Paul Nicholls expects Clan Des Obeaux and Cyrname to serve up a Boxing Day treat in the Ladbrokes King George VI Chase.
Clan Des Obeaux has won the last two renewals of the Kempton Park showpiece, and had esteemed stablemate Cyrname some 21 lengths behind 12 months ago.
However, there is little to separate the pair at the top of the betting for the rematch, with Clan Des Obeaux warming up for his hat-trick bid with a runner-up finish behind Bristol De Mai in the Betfair Chase, and Cyrname oozing class on his Charlie Hall comeback.
Nicholls said: “Clan is the defending champ, he’s won two and you do get horses winning multiple King Georges. To win three would be brilliant, but Cyrname has a good record around Kempton and is in a completely different place compared to last year.
“I don’t think there’s much between Cyrname and Clan. Clan has the advantage as he has such a great track record and has won the last two, so it will be very interesting.”
Reflecting on Clan Des Obeaux’s latest Haydock effort, Nicholls said: “I think it was one of his best runs, considering the ground. Obviously it suited Bristol De Mai, who loves that heavy ground. It was a shame it rained.
“Clan always does come on for a run, but I made sure he was ready for Haydock because we went there hoping we might win. If the ground had been different it may well have been a different result, but he ran well in the circumstances.
“I think three and a quarter miles, as it almost was, on that ground, is far enough for him on his stamina – the time of the race was well over seven minutes.
“Kempton obviously suits him a lot better and he’s well ready now.”
Having inflicted a first defeat over jumps on Altior at Ascot the previous month, Cyrname was all the rage for last year’s King George, but ultimately proved no match for Clan Des Obeaux.
But Nicholls expects the eight-year-old to make more of a race of it on Saturday, having had an extra three weeks to recover from a less bruising first run of the season at Wetherby.
“Cyrname has had the ideal preparation,” said the Ditcheat handler.
“I didn’t want to run him after winning the Charlie Hall as it gave us a good eight to 10 weeks to prepare him for Kempton, unlike last year, when he had a hard race at Ascot.
“He’s very well. He wasn’t right last year as he never really got over the Ascot race. He ran well in the King George to be second, but was nowhere near his best.
“He looks great now and is more relaxed in everything he does, which means he can get three miles.
“He’s got a good record at Kempton and doesn’t have to go tearing off in front like he used to – he’s a different animal now.”
Nicholls also saddles Frodon and Real Steel in a bid to add to his record haul of 11 King George wins.

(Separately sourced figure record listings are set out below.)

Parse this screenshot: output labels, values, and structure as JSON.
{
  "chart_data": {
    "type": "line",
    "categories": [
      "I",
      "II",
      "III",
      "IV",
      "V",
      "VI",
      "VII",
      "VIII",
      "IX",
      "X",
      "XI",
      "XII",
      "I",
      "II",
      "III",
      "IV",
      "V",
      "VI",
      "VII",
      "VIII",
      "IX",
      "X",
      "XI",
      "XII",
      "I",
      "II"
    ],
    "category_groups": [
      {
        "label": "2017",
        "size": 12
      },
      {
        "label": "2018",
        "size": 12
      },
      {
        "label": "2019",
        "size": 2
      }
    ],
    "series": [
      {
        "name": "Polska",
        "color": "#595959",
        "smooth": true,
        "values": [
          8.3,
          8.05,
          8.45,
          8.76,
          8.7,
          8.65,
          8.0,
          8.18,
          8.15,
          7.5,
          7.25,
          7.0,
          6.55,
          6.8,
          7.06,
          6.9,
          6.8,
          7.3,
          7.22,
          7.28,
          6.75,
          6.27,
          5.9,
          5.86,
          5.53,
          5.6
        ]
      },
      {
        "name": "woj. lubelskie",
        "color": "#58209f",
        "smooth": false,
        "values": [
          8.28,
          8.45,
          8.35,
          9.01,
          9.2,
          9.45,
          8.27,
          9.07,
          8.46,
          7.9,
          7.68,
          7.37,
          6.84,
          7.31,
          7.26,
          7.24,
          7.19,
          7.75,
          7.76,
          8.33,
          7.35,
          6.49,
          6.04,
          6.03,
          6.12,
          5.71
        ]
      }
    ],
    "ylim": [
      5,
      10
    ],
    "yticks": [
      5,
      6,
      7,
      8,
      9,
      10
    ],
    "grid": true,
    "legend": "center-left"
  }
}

Frodon was last seen in the Many Clouds Chase at Aintree, while Real Steel was third in the 1965 Chase at Ascot on his first start for the yard, after finishing sixth in last season’s Cheltenham Gold Cup when trained by Willie Mullins.
Nicholls added: “It was a waste of time for Frodon at Aintree – it was like the last time he went there when they took all the fences out. It’s probably not the ideal track for him, he never got in a rhythm.
“He deserves to be in the line-up. He’s got a mountain to climb to beat the others, but he deserves to be there.
“I’ve only just been learning about Real Steel and he’s improved massively for his first run.”